Yes, well, said founder (Peter Adkison) DID leave as a multi-millionaire, as did a fair number of the “old guard” (Lisa Stevens, CEO of Paizo Publishing, for example) thanks to MtG and previous stock options. Trust me, Dai, there are two facets (or perhaps one should say “faces”) to these people, old AND new. The side the public sees, and the side one witnesses first hand when trying to do business with them (as I have). There is a… a level of smug arrogance, of casual disdain to these people (again, both old and new) that you simply would NOT believe… *shakes head, rueful chuckle*… and something that I hope you will never have to experience. (Yes, Mr. Dancey did a wonderful thing when he crafted that d20/OGL proposal – he also moved a ton o’ WotC core rulebooks, won over the ever-fickle gamer crowd, and gave himself a life raft to climb into after jumping the WotC ship.) So, to me, this latest revision to the d20STL is like handing a complete stranger a loaded gun and saying, “Here, watch my back.” The GOOD news, as you yourself pointed out a few posts back, is that the remaining third-party publishers can simply create a joint NEW logo, use the OGL exclusively, and abandon d20 altogether. In effect, WotC has just taken every company that was cranking out D&D (d20) support material and turned them into direct competitors. And ya know what? That just breaks my heart. 😉
I hope that we do not meet. I relish my smug arrogance and casual disdain that I project to others in public (my sensitive side is only known to close circle). Nevertheless, these “arrogant people” didn’t think that Wizards should not be reviewing content. Therefore they didn’t need to add such clause. Even I do not think of “D&D” and “d20” logos as being in the same level of Walt Disney and Children’s Television Workshop. No offense, but anyone think that they “D&D” should have a pristine image should just “Take 0” on his Intelligence check. While I consider censorship bad, I can tolerate labelling, but this also must be on good faith, which have worked out so far prior to version 5.

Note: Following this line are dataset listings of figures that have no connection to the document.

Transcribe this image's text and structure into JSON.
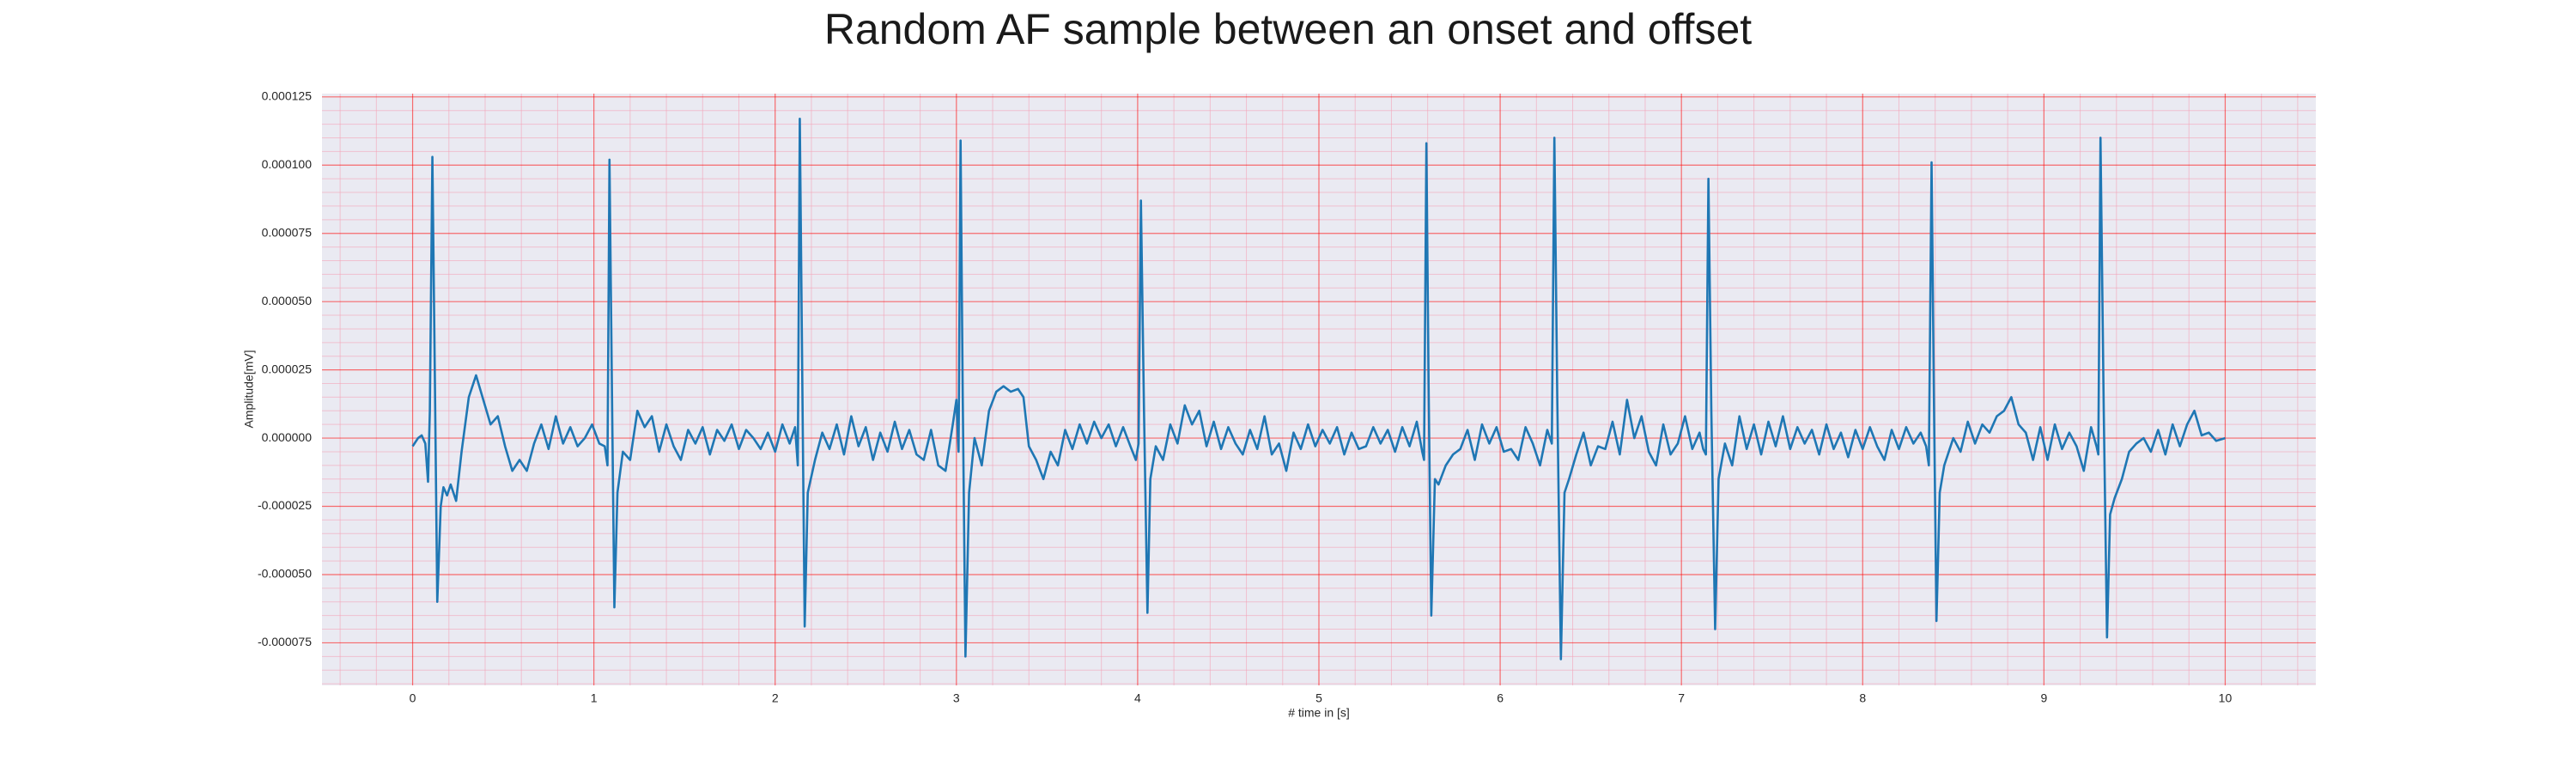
{
  "chart_data": {
    "type": "line",
    "title": "Random AF sample between an onset and offset",
    "xlabel": "# time in [s]",
    "ylabel": "Amplitude[mV]",
    "color": "#1f77b4",
    "grid": true,
    "minor_grid": true,
    "grid_color": "#ff0000",
    "minor_grid_color": "#f4a3b8",
    "background": "#eaeaf2",
    "xlim": [
      -0.5,
      10.5
    ],
    "ylim": [
      -9.06e-05,
      0.0001262
    ],
    "xticks": [
      0,
      1,
      2,
      3,
      4,
      5,
      6,
      7,
      8,
      9,
      10
    ],
    "yticks": [
      -7.5e-05,
      {
        "value": -5e-05,
        "label": "-0.000050"
      },
      -2.5e-05,
      {
        "value": 0,
        "label": "0.000000"
      },
      2.5e-05,
      {
        "value": 5e-05,
        "label": "0.000050"
      },
      7.5e-05,
      {
        "value": 0.0001,
        "label": "0.000100"
      },
      0.000125
    ],
    "x": [
      0,
      0.03,
      0.05,
      0.07,
      0.085,
      0.095,
      0.109,
      0.123,
      0.136,
      0.155,
      0.17,
      0.19,
      0.21,
      0.24,
      0.27,
      0.31,
      0.35,
      0.39,
      0.43,
      0.47,
      0.51,
      0.55,
      0.59,
      0.63,
      0.67,
      0.71,
      0.75,
      0.79,
      0.83,
      0.87,
      0.91,
      0.95,
      0.99,
      1.03,
      1.06,
      1.075,
      1.086,
      1.1,
      1.113,
      1.13,
      1.16,
      1.2,
      1.24,
      1.28,
      1.32,
      1.36,
      1.4,
      1.44,
      1.48,
      1.52,
      1.56,
      1.6,
      1.64,
      1.68,
      1.72,
      1.76,
      1.8,
      1.84,
      1.88,
      1.92,
      1.96,
      2.0,
      2.04,
      2.08,
      2.11,
      2.125,
      2.136,
      2.15,
      2.163,
      2.18,
      2.22,
      2.26,
      2.3,
      2.34,
      2.38,
      2.42,
      2.46,
      2.5,
      2.54,
      2.58,
      2.62,
      2.66,
      2.7,
      2.74,
      2.78,
      2.82,
      2.86,
      2.9,
      2.94,
      2.98,
      3.0,
      3.012,
      3.023,
      3.035,
      3.05,
      3.07,
      3.1,
      3.14,
      3.18,
      3.22,
      3.26,
      3.3,
      3.34,
      3.37,
      3.4,
      3.44,
      3.48,
      3.52,
      3.56,
      3.6,
      3.64,
      3.68,
      3.72,
      3.76,
      3.8,
      3.84,
      3.88,
      3.92,
      3.96,
      3.99,
      4.005,
      4.018,
      4.035,
      4.054,
      4.07,
      4.1,
      4.14,
      4.18,
      4.22,
      4.26,
      4.3,
      4.34,
      4.38,
      4.42,
      4.46,
      4.5,
      4.54,
      4.58,
      4.62,
      4.66,
      4.7,
      4.74,
      4.78,
      4.82,
      4.86,
      4.9,
      4.94,
      4.98,
      5.02,
      5.06,
      5.1,
      5.14,
      5.18,
      5.22,
      5.26,
      5.3,
      5.34,
      5.38,
      5.42,
      5.46,
      5.5,
      5.54,
      5.57,
      5.58,
      5.593,
      5.605,
      5.62,
      5.64,
      5.66,
      5.7,
      5.74,
      5.78,
      5.82,
      5.86,
      5.9,
      5.94,
      5.98,
      6.02,
      6.06,
      6.1,
      6.14,
      6.18,
      6.22,
      6.26,
      6.285,
      6.299,
      6.315,
      6.335,
      6.355,
      6.38,
      6.42,
      6.46,
      6.5,
      6.54,
      6.58,
      6.62,
      6.66,
      6.7,
      6.74,
      6.78,
      6.82,
      6.86,
      6.9,
      6.94,
      6.98,
      7.02,
      7.06,
      7.1,
      7.12,
      7.135,
      7.149,
      7.165,
      7.186,
      7.205,
      7.24,
      7.28,
      7.32,
      7.36,
      7.4,
      7.44,
      7.48,
      7.52,
      7.56,
      7.6,
      7.64,
      7.68,
      7.72,
      7.76,
      7.8,
      7.84,
      7.88,
      7.92,
      7.96,
      8.0,
      8.04,
      8.08,
      8.12,
      8.16,
      8.2,
      8.24,
      8.28,
      8.32,
      8.35,
      8.365,
      8.38,
      8.393,
      8.407,
      8.425,
      8.45,
      8.5,
      8.54,
      8.58,
      8.62,
      8.66,
      8.7,
      8.74,
      8.78,
      8.82,
      8.86,
      8.9,
      8.94,
      8.98,
      9.02,
      9.06,
      9.1,
      9.14,
      9.18,
      9.22,
      9.26,
      9.29,
      9.3,
      9.312,
      9.33,
      9.348,
      9.365,
      9.39,
      9.43,
      9.47,
      9.51,
      9.55,
      9.59,
      9.63,
      9.67,
      9.71,
      9.75,
      9.79,
      9.83,
      9.87,
      9.91,
      9.95,
      10
    ],
    "values": [
      -3e-06,
      0,
      1e-06,
      -2e-06,
      -1.6e-05,
      1e-05,
      0.000103,
      2e-05,
      -6e-05,
      -2.5e-05,
      -1.8e-05,
      -2.1e-05,
      -1.7e-05,
      -2.3e-05,
      -5e-06,
      1.5e-05,
      2.3e-05,
      1.4e-05,
      5e-06,
      8e-06,
      -3e-06,
      -1.2e-05,
      -8e-06,
      -1.2e-05,
      -2e-06,
      5e-06,
      -4e-06,
      8e-06,
      -2e-06,
      4e-06,
      -3e-06,
      0,
      5e-06,
      -2e-06,
      -3e-06,
      -1e-05,
      0.000102,
      1.5e-05,
      -6.2e-05,
      -2e-05,
      -5e-06,
      -8e-06,
      1e-05,
      4e-06,
      8e-06,
      -5e-06,
      5e-06,
      -3e-06,
      -8e-06,
      3e-06,
      -2e-06,
      4e-06,
      -6e-06,
      3e-06,
      -1e-06,
      5e-06,
      -4e-06,
      3e-06,
      0,
      -4e-06,
      2e-06,
      -5e-06,
      5e-06,
      -2e-06,
      4e-06,
      -1e-05,
      0.000117,
      2e-05,
      -6.9e-05,
      -2e-05,
      -8e-06,
      2e-06,
      -4e-06,
      5e-06,
      -6e-06,
      8e-06,
      -3e-06,
      4e-06,
      -8e-06,
      2e-06,
      -5e-06,
      6e-06,
      -4e-06,
      3e-06,
      -6e-06,
      -8e-06,
      3e-06,
      -1e-05,
      -1.2e-05,
      5e-06,
      1.4e-05,
      -5e-06,
      0.000109,
      1.5e-05,
      -8e-05,
      -2e-05,
      0,
      -1e-05,
      1e-05,
      1.7e-05,
      1.9e-05,
      1.7e-05,
      1.8e-05,
      1.5e-05,
      -3e-06,
      -8e-06,
      -1.5e-05,
      -5e-06,
      -1e-05,
      3e-06,
      -4e-06,
      5e-06,
      -2e-06,
      6e-06,
      0,
      5e-06,
      -3e-06,
      4e-06,
      -3e-06,
      -8e-06,
      -2e-06,
      8.7e-05,
      1e-05,
      -6.4e-05,
      -1.5e-05,
      -3e-06,
      -8e-06,
      5e-06,
      -2e-06,
      1.2e-05,
      5e-06,
      1e-05,
      -3e-06,
      6e-06,
      -4e-06,
      4e-06,
      -2e-06,
      -6e-06,
      3e-06,
      -4e-06,
      8e-06,
      -6e-06,
      -2e-06,
      -1.2e-05,
      2e-06,
      -4e-06,
      5e-06,
      -3e-06,
      3e-06,
      -2e-06,
      4e-06,
      -6e-06,
      2e-06,
      -4e-06,
      -3e-06,
      4e-06,
      -2e-06,
      3e-06,
      -5e-06,
      4e-06,
      -3e-06,
      6e-06,
      -5e-06,
      -8e-06,
      0.000108,
      2e-05,
      -6.5e-05,
      -1.5e-05,
      -1.7e-05,
      -1e-05,
      -6e-06,
      -4e-06,
      3e-06,
      -8e-06,
      5e-06,
      -2e-06,
      4e-06,
      -5e-06,
      -4e-06,
      -8e-06,
      4e-06,
      -2e-06,
      -1e-05,
      3e-06,
      -2e-06,
      0.00011,
      1.5e-05,
      -8.1e-05,
      -2e-05,
      -1.5e-05,
      -6e-06,
      2e-06,
      -1e-05,
      -3e-06,
      -4e-06,
      6e-06,
      -6e-06,
      1.4e-05,
      0,
      8e-06,
      -5e-06,
      -1e-05,
      5e-06,
      -6e-06,
      -2e-06,
      8e-06,
      -4e-06,
      2e-06,
      -4e-06,
      -6e-06,
      9.5e-05,
      1e-05,
      -7e-05,
      -1.5e-05,
      -2e-06,
      -1e-05,
      8e-06,
      -4e-06,
      5e-06,
      -6e-06,
      6e-06,
      -3e-06,
      8e-06,
      -4e-06,
      4e-06,
      -2e-06,
      3e-06,
      -6e-06,
      5e-06,
      -4e-06,
      2e-06,
      -7e-06,
      3e-06,
      -4e-06,
      4e-06,
      -3e-06,
      -8e-06,
      3e-06,
      -4e-06,
      4e-06,
      -2e-06,
      2e-06,
      -3e-06,
      -1e-05,
      0.000101,
      1.5e-05,
      -6.7e-05,
      -2e-05,
      -1e-05,
      0,
      -5e-06,
      6e-06,
      -2e-06,
      5e-06,
      2e-06,
      8e-06,
      1e-05,
      1.5e-05,
      5e-06,
      2e-06,
      -8e-06,
      4e-06,
      -8e-06,
      5e-06,
      -4e-06,
      2e-06,
      -3e-06,
      -1.2e-05,
      4e-06,
      -3e-06,
      -6e-06,
      0.00011,
      1e-05,
      -7.3e-05,
      -2.8e-05,
      -2.2e-05,
      -1.5e-05,
      -5e-06,
      -2e-06,
      0,
      -5e-06,
      3e-06,
      -6e-06,
      5e-06,
      -3e-06,
      5e-06,
      1e-05,
      1e-06,
      2e-06,
      -1e-06,
      0
    ]
  }
}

“I relish my smug arrogance and casual disdain that I project to others in public…” Yes, that much is abundantly clear. It is also painfully obvious that you have exactly *zero* experience in the gaming industry and absolutely no business sense. This latest change isn’t about censorship and never has been – it’s about control. You’re distraught over the possibility of D&D being turned into a medieval version of Sesame Street. The publishers are angry at the prospect of spending $10K+ on a project, only to have someone at WotC, brimming over with all those attributes you’re so proud of, declare the product in violation of the d20STL – WHETHER IT DOES OR NOT – and ordering the entire press run recalled and destroyed. The language of this revision is so incredibly vague, WotC could *easily* get away with such a thing. But don’t take my word for it: Clark Peterson of Necromancer Games, who happens to be a lawyer, has released a .PDF on the subject. You can find it on the main page over at http://www.enworld.org (and perhaps NG’s site as well). I suggest you read it.
I think we’re all agreed that 1) publishers can make indecent D20 material as much as they want, they’ll just make up a new logo; 2) adult gamers will continue to be able to find it; 3) WotC’s only doing this so they can get the core books into Walmart, the world’s largest and stodgiest retailer. So I’m gonna close this discussion before it gets ugly. Thanks for playing. We might reopen a topic on some of these finer points in particular.
“Wal-mart Standards.” Hmph. I’m of the sinister mind to promote and endorse Walmart products as kinky sex tools, including their clothing lines for striptease videos, or their October/Halloween costume shop for adult-themed roleplaying.